In Memoriam: Peter S. Kidd

October 23, 2020

Long-time NHLA members will be saddened to learn of the death of Peter Straw Kidd, also known as Igbear and Dr. Blossom. Peter died in Amarillo, Texas on June 12, 2020, after having recently celebrated his 73rd birthday with close family members on June 5 at his residence in Canyon, Texas.

Peter was born in 1947 to R. Richard Kidd and Joan Straw Kidd in Springfield, Illinois. At the age of four, his family, including Martha and James Richard, followed his father’s career as a corporate executive, moving to New Canaan, Connecticut, a commuter town to New York City. It was in New Canaan that Peter came to know life-long friends Gregory Raymond, Hiland M. Hall, and Tim Lovitt.

Excelling as a football player in high school and being nimble of mind, Peter went on to study International Affairs and Political Science at Columbia University in New York. By junior year, Peter realized he had no spiritual equals on campus, deciding to abscond on a Yugoslavian freighter to Morocco, where he joined Hall, Raymond, and Lovitt in Tangier, living through events narrated in his novel, The Moroccan Grail. Peter spent three years in Morocco, working with British historian and occultist Trevor Ravenscroft to rewrite the history of French king, Charlemagne.
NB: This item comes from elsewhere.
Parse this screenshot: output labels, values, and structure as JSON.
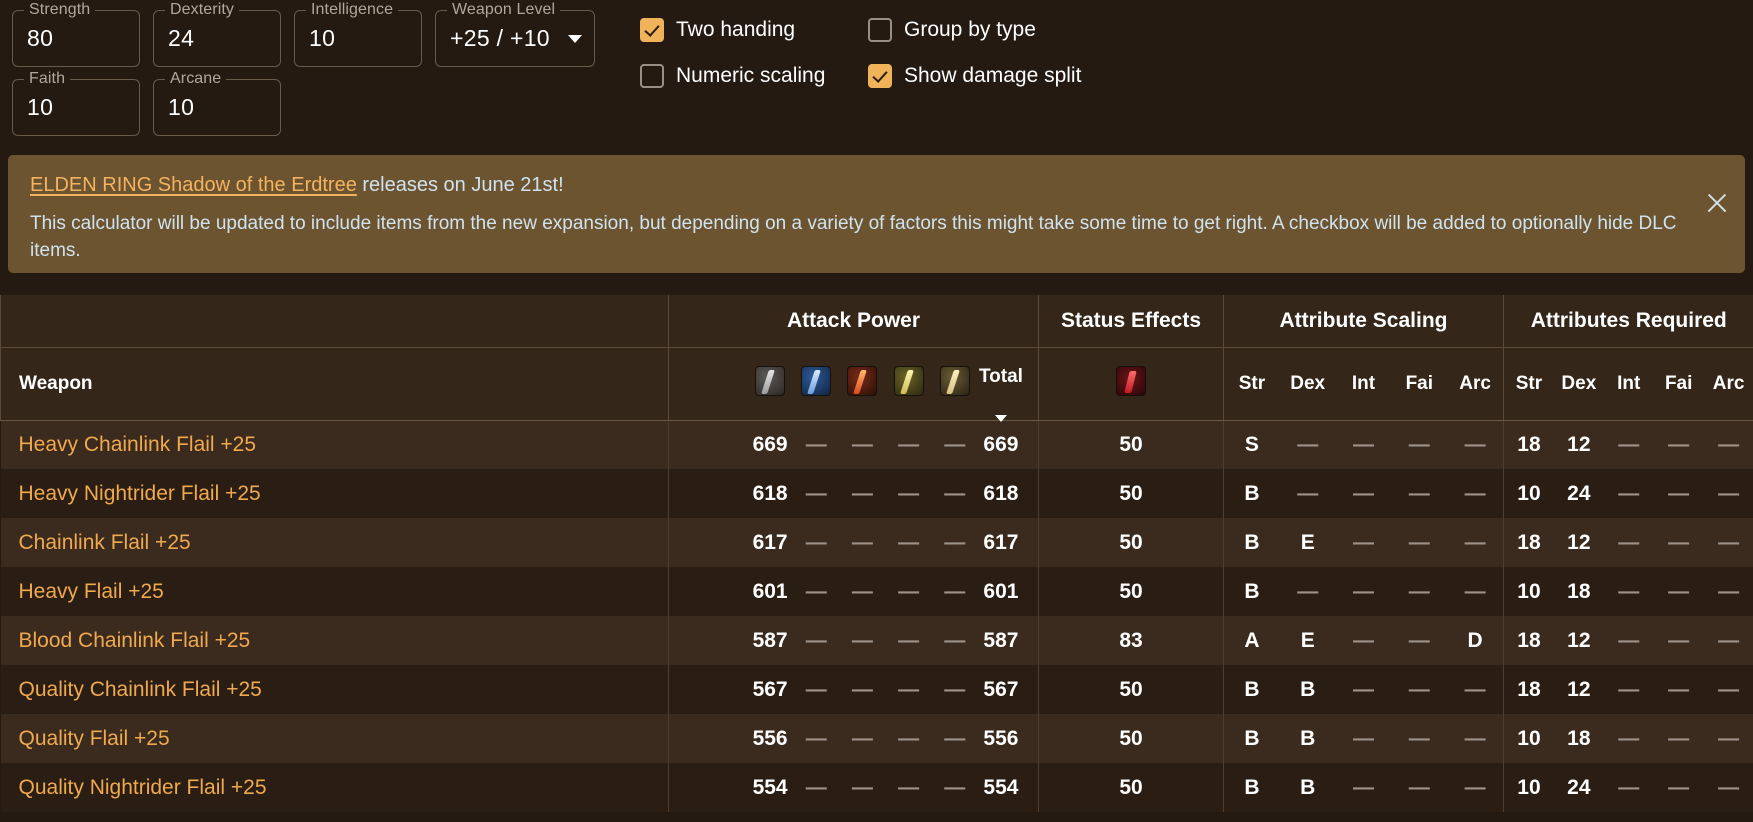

It was during the writing of this history that Peter met Michel Angela Petersen, Ravenscroft’s daughter, a union that lasted long enough to give birth to daughter Sophia Grace.

Some years later, Peter Kidd married Edna Marie Doucet, with whom he raised three children, Alexander Straw, Matthew Doucet and Ella Kidd, along with Sophia, in Bedford, New Hampshire.

Peter worked for himself, building Landscapes by Peter Kidd, a successful professional practice based upon his love of beauty in design and attention to nature’s cycles of death and rebirth.
Not long after his children grew up and moved out of the house, he moved to Texas to live with his love and life partner, writer Linda Rowland Stone.

Peter was one of the founders of NHLA and became President in 1986. From 1982-84 he was the editor of the NHLA Newsletter and continued as a frequent contributor through 2015.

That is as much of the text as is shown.